🗽 "In the last two major global recessions, 2008 and 2000, the technology industry has led everyone out of the recession. It tends to double down and partnerships tend to double down during these times.
Based on our research, 51% of partners are investing more in marketing during the downturn to come out of it stronger than they went in. This is a time of competitive advantage where you can invest more in partnerships....
💡 The trick is, it doesn't happen immediately.
When you have a new partner, they don't offload any costs, they add cost, because you have to hold their hand through the marketing cycle, the sales cycle, and the integration implementation cycles. They're not doing anything on their own.
The second deal gets a bit better, the third deal gets a bit better. But in the first six to 12 months - it's a double cost. I'm funding to channel, I'm funding my own internal teams. This is expensive.

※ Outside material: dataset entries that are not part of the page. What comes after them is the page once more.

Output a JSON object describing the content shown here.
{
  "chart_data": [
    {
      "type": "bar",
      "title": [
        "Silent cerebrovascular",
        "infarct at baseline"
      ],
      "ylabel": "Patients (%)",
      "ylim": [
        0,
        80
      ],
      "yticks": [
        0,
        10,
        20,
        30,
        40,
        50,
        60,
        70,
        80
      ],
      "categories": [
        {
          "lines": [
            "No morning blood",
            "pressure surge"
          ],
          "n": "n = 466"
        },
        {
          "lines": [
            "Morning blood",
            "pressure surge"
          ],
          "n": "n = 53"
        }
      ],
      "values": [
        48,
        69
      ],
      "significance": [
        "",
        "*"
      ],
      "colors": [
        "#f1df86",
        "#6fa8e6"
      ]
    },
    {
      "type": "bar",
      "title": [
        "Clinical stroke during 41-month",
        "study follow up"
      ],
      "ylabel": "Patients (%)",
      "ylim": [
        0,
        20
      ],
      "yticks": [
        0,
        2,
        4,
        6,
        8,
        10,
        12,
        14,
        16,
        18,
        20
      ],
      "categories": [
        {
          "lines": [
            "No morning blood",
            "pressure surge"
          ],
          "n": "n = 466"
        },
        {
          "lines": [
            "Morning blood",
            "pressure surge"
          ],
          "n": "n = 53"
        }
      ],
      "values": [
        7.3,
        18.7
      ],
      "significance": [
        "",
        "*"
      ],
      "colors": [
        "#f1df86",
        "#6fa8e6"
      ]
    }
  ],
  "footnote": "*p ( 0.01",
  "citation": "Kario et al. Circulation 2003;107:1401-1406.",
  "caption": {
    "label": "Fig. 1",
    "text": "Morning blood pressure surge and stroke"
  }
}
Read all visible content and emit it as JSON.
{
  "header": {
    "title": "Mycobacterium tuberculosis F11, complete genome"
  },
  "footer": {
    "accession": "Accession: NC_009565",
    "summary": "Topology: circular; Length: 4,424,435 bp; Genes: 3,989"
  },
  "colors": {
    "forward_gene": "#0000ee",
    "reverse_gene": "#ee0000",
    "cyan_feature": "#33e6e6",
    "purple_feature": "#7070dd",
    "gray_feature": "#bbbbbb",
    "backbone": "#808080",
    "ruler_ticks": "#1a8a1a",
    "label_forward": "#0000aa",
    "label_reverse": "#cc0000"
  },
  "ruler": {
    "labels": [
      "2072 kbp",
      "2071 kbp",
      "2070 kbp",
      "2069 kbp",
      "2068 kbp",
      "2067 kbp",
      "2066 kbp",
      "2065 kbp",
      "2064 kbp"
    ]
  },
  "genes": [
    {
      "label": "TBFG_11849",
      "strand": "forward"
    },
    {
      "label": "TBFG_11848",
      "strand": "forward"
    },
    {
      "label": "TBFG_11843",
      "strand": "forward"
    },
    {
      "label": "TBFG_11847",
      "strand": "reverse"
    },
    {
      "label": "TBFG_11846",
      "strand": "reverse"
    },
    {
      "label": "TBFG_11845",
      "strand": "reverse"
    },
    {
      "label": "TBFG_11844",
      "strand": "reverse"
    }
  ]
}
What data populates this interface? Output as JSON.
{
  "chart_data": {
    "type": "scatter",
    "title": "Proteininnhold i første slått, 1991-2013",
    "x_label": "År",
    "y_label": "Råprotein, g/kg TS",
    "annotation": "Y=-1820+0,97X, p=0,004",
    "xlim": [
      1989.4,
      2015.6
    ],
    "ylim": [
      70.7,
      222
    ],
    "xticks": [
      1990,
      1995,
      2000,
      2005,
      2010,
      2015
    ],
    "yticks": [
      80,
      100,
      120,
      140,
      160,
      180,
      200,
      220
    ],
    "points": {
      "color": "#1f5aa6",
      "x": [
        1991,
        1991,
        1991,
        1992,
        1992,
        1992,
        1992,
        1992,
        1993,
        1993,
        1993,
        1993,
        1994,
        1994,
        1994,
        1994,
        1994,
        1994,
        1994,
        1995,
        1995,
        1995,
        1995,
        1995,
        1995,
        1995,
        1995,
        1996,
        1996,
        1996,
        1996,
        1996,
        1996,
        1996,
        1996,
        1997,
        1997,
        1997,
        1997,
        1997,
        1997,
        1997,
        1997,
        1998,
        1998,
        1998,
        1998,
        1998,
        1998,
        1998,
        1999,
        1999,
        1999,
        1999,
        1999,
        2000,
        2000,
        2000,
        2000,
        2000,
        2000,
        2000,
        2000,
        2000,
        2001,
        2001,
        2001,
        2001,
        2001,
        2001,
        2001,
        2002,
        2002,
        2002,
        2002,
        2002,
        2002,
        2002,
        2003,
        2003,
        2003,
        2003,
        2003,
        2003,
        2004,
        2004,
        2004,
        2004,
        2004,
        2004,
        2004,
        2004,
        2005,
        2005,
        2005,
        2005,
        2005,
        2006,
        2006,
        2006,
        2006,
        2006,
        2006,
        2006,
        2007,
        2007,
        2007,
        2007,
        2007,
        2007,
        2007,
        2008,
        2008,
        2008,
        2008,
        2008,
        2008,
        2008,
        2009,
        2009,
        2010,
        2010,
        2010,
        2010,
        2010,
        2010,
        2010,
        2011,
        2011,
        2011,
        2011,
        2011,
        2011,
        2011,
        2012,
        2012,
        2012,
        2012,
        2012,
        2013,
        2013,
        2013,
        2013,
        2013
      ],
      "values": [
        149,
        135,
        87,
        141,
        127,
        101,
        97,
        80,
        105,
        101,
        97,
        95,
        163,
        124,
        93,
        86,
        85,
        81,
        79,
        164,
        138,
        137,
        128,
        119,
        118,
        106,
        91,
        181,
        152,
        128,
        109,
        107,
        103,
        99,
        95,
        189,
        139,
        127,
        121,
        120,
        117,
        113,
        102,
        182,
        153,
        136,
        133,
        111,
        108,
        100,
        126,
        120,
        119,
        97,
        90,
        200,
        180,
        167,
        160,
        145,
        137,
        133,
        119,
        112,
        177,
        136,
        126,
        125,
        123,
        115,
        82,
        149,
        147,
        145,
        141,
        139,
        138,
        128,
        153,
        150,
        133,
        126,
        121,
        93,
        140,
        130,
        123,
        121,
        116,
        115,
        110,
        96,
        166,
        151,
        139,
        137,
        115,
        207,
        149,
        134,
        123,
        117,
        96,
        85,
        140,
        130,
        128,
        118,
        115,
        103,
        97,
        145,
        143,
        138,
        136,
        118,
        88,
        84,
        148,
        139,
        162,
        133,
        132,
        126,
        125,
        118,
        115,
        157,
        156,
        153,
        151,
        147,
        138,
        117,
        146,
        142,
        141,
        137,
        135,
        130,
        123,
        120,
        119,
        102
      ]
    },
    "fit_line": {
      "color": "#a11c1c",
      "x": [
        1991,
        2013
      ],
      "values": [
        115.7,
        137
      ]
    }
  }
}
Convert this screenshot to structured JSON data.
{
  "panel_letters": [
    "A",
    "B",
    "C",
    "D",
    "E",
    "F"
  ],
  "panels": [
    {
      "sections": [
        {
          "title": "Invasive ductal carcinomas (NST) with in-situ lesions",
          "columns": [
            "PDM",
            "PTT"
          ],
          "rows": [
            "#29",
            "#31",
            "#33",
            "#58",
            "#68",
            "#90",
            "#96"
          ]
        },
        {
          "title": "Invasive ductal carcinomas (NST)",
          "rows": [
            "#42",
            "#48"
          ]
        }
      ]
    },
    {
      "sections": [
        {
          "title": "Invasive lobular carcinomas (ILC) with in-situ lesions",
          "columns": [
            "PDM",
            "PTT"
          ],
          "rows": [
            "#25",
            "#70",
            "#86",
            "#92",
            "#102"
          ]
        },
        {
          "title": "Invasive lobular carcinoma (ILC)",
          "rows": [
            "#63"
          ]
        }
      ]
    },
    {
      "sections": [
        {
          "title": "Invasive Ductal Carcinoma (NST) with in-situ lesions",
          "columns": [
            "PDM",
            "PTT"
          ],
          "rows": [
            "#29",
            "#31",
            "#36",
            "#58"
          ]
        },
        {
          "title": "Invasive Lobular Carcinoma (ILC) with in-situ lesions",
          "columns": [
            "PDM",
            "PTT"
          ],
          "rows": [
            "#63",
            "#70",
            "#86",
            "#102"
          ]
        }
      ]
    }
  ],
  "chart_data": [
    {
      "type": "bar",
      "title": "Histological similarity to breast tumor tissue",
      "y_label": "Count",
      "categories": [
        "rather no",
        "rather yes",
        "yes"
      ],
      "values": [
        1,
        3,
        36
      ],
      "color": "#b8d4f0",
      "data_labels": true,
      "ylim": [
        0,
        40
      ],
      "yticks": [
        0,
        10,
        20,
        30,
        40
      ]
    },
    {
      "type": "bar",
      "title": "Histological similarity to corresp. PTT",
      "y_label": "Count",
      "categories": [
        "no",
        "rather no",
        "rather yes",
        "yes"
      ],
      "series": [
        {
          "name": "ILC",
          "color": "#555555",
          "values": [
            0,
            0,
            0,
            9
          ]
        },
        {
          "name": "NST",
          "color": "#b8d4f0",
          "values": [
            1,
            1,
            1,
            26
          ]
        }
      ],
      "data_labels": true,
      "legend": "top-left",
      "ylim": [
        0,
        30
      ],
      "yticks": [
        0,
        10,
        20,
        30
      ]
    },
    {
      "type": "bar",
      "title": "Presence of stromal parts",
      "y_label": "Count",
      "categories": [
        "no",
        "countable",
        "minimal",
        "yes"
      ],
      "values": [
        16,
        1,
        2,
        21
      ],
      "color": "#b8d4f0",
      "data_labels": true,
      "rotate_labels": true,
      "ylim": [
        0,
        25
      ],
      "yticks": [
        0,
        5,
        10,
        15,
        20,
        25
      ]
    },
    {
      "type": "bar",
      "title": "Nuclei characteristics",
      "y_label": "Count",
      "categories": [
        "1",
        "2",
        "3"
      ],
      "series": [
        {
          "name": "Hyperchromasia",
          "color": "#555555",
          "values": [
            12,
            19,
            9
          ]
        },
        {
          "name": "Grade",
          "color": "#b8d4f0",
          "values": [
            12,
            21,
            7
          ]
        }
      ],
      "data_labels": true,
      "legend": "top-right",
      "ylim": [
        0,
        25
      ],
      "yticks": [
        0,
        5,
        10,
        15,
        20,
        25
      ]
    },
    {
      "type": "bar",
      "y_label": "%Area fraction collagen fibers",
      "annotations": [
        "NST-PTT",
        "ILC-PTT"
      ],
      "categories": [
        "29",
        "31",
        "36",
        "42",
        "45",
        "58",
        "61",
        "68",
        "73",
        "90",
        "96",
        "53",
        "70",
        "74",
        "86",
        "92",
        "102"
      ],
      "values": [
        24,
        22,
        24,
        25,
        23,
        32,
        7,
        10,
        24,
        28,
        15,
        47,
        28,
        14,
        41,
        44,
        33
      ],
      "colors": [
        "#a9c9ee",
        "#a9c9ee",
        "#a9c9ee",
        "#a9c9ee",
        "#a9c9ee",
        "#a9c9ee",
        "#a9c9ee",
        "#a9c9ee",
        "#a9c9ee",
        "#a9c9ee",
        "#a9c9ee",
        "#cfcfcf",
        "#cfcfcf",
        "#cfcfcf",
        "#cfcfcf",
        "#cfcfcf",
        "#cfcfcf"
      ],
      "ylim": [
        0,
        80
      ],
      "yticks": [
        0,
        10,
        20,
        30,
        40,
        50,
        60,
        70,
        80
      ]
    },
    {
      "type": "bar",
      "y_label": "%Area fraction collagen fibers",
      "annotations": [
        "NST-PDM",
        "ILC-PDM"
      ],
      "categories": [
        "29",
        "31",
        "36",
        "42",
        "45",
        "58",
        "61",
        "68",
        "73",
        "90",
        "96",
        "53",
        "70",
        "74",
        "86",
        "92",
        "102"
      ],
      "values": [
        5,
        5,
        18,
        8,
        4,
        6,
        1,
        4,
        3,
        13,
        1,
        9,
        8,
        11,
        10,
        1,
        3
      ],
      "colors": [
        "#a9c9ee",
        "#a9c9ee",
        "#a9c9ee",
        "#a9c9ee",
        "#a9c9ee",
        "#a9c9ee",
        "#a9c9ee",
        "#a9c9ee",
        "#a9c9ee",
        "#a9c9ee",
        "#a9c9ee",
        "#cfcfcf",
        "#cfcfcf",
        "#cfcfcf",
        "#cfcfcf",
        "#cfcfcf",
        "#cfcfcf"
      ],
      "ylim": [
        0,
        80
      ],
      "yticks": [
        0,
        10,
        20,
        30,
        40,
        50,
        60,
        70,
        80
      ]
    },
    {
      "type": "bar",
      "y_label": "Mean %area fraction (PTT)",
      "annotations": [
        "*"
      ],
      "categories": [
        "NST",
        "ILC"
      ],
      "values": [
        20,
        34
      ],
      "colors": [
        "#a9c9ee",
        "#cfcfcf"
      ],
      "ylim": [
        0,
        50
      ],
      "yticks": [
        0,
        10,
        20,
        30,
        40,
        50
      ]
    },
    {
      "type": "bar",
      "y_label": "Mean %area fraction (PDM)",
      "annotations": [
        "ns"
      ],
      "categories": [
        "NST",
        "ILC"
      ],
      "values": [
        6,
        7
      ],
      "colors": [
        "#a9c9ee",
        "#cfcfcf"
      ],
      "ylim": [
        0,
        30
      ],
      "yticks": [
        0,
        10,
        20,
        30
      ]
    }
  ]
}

But again, on the hockey stick curve, when that partner can start doing it on their own, get a deal, sell a deal, and service a deal, and you're starting to win deals in your sleep, your cost to acquire customer almost goes to zero,
📈 The lifetime value goes up because the churn rate goes down on those types of deals. And when you start to see those deals happen in your sleep,
Very early on, you got to recognize partnership leaders and put them to the highest parts of the organization. Because in an 18 month build of a channel - most people get fired at month 12. Especially in these macro economic times.
🏆 You got to find some early successes and make those very visible to the organization and let everyone know that even Microsoft was on a journey of partnerships early in the stage and a little bit of jumping into caution that this was going to work at some point."
NB: Today MSFT has the most developed partner #ecosystem with 400K partners. For every 1$ in MSFT revenue , partners who build differentiated software solutions on the their cloud generate 10$ more.